Kunst gegen Kommerz
Die Verkaufszahlen des "Reboots" von Dantes teuflischen Abenteuern der Devil-May-Cry-Serie blieben seinerzeit hinter den Erwartungen zurück. Ursprünglich wurden in den ersten drei Monaten nach Verkaufsstart etwa
zwei Millionen verkaufte Exemplare erwartet. Diese Zahl wurde dann jedoch schnell nach unten korrigiert, wobei es zum Schluss dennoch hieß, dass man mit dem Absatz der ersten drei Monate, der sich in Bereichen um die Million bewegte, zufrieden sei. Dabei konnte dem Spiel eigentlich kein Vorwurf gemacht werden. Die Kulisse war vor allem auf dem PC mitunter großartig. Das Kampfsystem hatte ebenso wie andere Mechaniken einen eleganten Spagat zwischen seinen fernöstlichen Ursprüngen und den westlichen Einflüssen seitens der Enslaved-Macher von Ninja Theory gemeistert. Und der jugendlich-aufmümpfige Held war eine interessante Variante des "saucoolen" Dante, der die Serie vier Teile lang als Hauptdarsteller begleitete.

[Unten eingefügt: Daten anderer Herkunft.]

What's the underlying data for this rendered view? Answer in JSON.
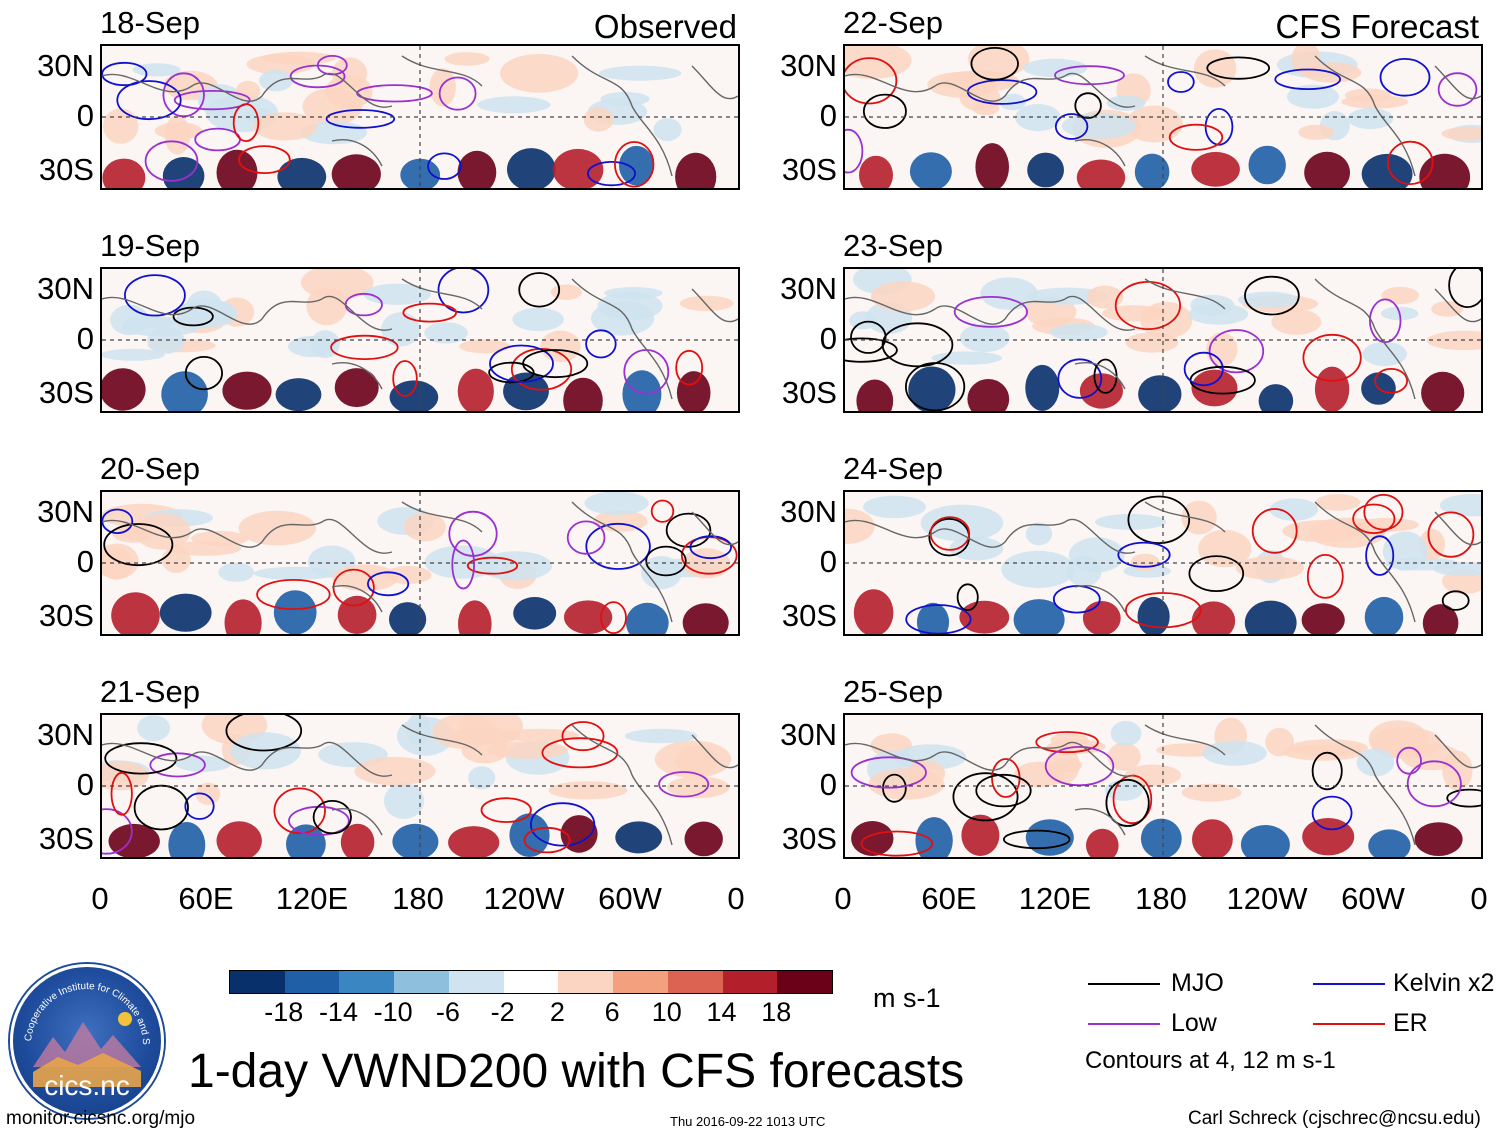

Die Action fließt in einer 1080p-Auflösung mit 60 Bildern/Sekunde aus den Fingern, bleibt aber bei den Bodentexturen gelegentlich hinter der "alten" PC-Version zurück.
Oder wie ich damals im Fazit des mit 85% samt Gold-Award bewerteten Test schrieb: Ninja Theory hatte große Fußstapfen zu füllen - immerhin hat Devil May Cry das Genre der "stylischen Action" quasi im Alleingang aus der Taufe gehoben. Aber das Ergebnis kann sich sehen lassen. Der erzählerische Fokus auf den jungen Dante und seine Herkunft wird stilsicher und glaubwürdig inszeniert, bleibt aber größtenteils gewöhnlich. Serienkenner werden dabei einige Anspielungen erhaschen, mit denen deutlich wird, dass man die Geschichte des Dämonenjägers nicht neu erzählen, sondern nur die Facette seiner Jugend hinzufügen möchte. Allerdings bleiben einige Fragen unbeantwortet. Wie schon bei Enslaved lassen die Briten einige Nebenfiguren nach gutem Einstieg erzählerisch im Regen stehen und vernachlässigen sie. Bei der Kampfmechanik gibt man sich dagegen keine Blöße und serviert einen zeitgemäßen Kompromiss aus alter Dynamik sowie neuen Möglichkeiten mit behutsamen Änderungen. Man hat sich gut angeschaut, was innerhalb des Genres seit Teil 4 passiert ist und dementsprechend reagiert. Man bringt einen gewissen Kratos ganz schön ins Schwitzen und selbst meine Lieblingshexe Bayonetta musste dank der flüssigen Kombos, die vom nahtlosen Umschalten zwischen acht Waffen profitieren, um ihre Vormachtstellung bangen, bleibt aber letztlich das Maß aller Dinge. Dazu kommt ein überaus fantasievolles Artdesign. Alles wirkt wie aus einem Guss, so dass ich über die gelegentlich spröden Texturen hinwegsehen kann. Die deutsche Lokalisierung hingegen ist nur in Ausnahmefällen gelungen und meist ein Stimmungskiller - ich empfehle die englische Sprachversion. Glückwunsch an Ninja Theory und Capcom: Der Neustart ist gelungen. Wer weitere Infos benötigt, sei an dieser Stelle auf den
Text von damals verwiesen, der vor allem inhaltlich weiterhin Bestand hat.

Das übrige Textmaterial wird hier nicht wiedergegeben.